Political season is officially over in Puerto Rico, as of last Tuesday evening. The island has a new governor, and the city has a new mayor. Though I don’t have cable (and so missed out on any political commercials) and I felt pretty far removed from the Obama/Romney race, I experienced my share of political campaigning. I will not miss the rousing tune of “Con Eduardo estoy yo…” in the streets (though people still tend to sing it to themselves once in a while…it’s pretty catchy). Nor will I miss the blaring political parades that stopped traffic and sometimes made concentrating while in the house impossible.
But there was some good that came to us because of the mayoral election in Guayama, I must admit.
For weeks, my seventh grade students had been telling me that the mayor of Guayama had promised to give them all tablets. As in the mobile mini-computer kind of tablets. One student came in with the case for his tablet and showed me proudly. I, however, had heard nothing about this from anyone other than the students, and it sounded pretty far-fetched to me. I got a little nervous noticing how high their hopes were set.
And then, on November 1st, a last-minute staff meeting was called after school. Our principal opened with something along the lines of, “I’ve just been informed of this, and I have no control over it. If you want to vent your concerns to me after the meeting, you certainly can.” The group tensed.
Turns out, the rumors were true. The mayor of Guayama was coming to the school the next morning to give out the tablets. Of course, they were not to be simply delivered to each homeroom. She required a full-school assembly, at which each student would be called by name to receive their tablet and then take a photo. The mayor said she’d be there at 8am. But the last time she’d visited a class at our school, she’d been nearly 2 hours late. Our principal wasn’t sure whether she’d require both elementary and middle/high school to be in the assembly at the same time or not.

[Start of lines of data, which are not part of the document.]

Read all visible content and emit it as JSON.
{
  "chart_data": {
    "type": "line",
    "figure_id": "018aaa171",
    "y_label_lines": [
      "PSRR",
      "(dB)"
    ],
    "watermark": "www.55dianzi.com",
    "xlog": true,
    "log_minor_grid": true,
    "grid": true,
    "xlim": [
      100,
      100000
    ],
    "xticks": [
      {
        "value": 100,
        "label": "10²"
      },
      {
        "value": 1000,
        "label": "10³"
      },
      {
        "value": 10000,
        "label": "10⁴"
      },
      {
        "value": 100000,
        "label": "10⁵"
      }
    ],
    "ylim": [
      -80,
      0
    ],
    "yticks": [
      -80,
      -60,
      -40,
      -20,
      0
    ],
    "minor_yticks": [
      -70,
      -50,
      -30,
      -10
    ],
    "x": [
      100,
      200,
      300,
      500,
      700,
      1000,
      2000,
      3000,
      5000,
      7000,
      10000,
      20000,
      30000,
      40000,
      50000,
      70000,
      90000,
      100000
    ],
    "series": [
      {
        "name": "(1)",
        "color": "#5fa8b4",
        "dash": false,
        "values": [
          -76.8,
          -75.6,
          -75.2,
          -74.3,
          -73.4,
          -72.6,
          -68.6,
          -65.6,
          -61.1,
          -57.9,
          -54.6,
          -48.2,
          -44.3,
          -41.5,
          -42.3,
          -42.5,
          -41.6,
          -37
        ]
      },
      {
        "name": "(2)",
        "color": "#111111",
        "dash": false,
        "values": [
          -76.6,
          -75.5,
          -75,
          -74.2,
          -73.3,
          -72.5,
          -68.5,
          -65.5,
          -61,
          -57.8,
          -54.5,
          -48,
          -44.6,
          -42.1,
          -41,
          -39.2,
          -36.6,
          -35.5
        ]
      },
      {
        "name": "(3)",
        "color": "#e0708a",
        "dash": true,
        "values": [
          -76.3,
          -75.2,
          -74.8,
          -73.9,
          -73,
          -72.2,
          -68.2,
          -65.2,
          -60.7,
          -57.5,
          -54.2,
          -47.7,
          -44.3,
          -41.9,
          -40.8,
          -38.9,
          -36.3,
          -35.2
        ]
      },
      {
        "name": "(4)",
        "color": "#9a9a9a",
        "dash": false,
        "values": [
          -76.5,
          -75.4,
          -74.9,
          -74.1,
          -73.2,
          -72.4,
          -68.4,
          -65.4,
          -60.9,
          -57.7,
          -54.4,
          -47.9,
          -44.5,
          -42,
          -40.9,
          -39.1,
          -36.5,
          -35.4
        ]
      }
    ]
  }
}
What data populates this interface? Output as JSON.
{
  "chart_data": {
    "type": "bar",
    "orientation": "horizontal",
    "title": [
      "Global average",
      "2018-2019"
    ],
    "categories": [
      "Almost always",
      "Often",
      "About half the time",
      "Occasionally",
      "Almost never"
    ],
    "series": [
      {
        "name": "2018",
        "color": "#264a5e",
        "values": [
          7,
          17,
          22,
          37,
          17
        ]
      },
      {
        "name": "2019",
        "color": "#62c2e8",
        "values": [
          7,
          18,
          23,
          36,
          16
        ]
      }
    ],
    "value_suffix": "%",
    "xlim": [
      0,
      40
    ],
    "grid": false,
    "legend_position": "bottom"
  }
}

Long story short: we could potentially lose an entire class period or more to the production, and we’d have the task of keeping our students orderly through a long, hot, boring, and quite frankly, pointless assembly. Because yes, all students and teachers would receive a tablet.
Wait wait wait… TEACHERS TOO?!?!
Okay. I think we can handle a messed-up schedule for a day.
And we did. As it turned out, we ended up only missing about 45 minutes of the last period of the day, which is the longest period anyway, so I still had an hour with my class. The assembly was quite organized and efficient, really. The only confusion came in wondering when class would begin again, as students were dismissed from the assembly to go straight to lunch, but lunch started late because of the assembly. No one told students or teachers what time class would begin again. But it all worked out.
So now I’ve got a new toy. And all of my students have a new toy. And despite the questionable politics behind the gift (The mayor spent $2 million dollars and students coincidentally received their tablets the week before the election. Hmm…), the educational possibilities really ARE quite exciting. (As long as every teacher doesn’t try and use the tablets on the same day and the school’s internet doesn’t crash under the strain. But so far that hasn’t been a problem.)
Oh, and the mayor up for re-election? She lost, despite her expensive gift to the students and educators of her city. I wonder if a thank-you note from my students and I would make her feel better?